Nevertheless, I am forwarding you this letter, though it must now seem somewhat irrelevant, because although the dates are not in accordance, the facts in the letter hold true for my flight as well. My ticket, too, is non-transferable and non-refundable.
The reason I have chosen to fly out earlier than the club is because a later date would have cause me much grief upon arriving in San Jose. The evening of February 10th is the absolute latest I could arrive in San Jose in order to be provided with the transportation to Mal Pais which has been paid for.
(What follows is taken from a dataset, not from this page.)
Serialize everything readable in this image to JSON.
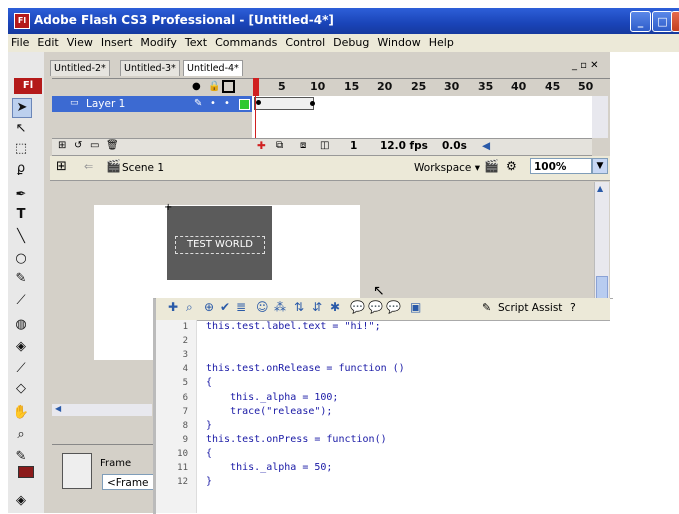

If I were to arrive later, I would be responsible for getting myself to the Surf Camp, which is about 6 hours away and includes a (probably very sketchy) ferry ride. This would have to be done solo, and at my own extra expense. And as adventurous as I like to think I am, I must admit that the idea of trekking across a Central American country by my weak, blonde, Spanish-language-less female self is somewhat intimidating. Therefor, given my "condition" flying out at a later date is not really a possibility for me."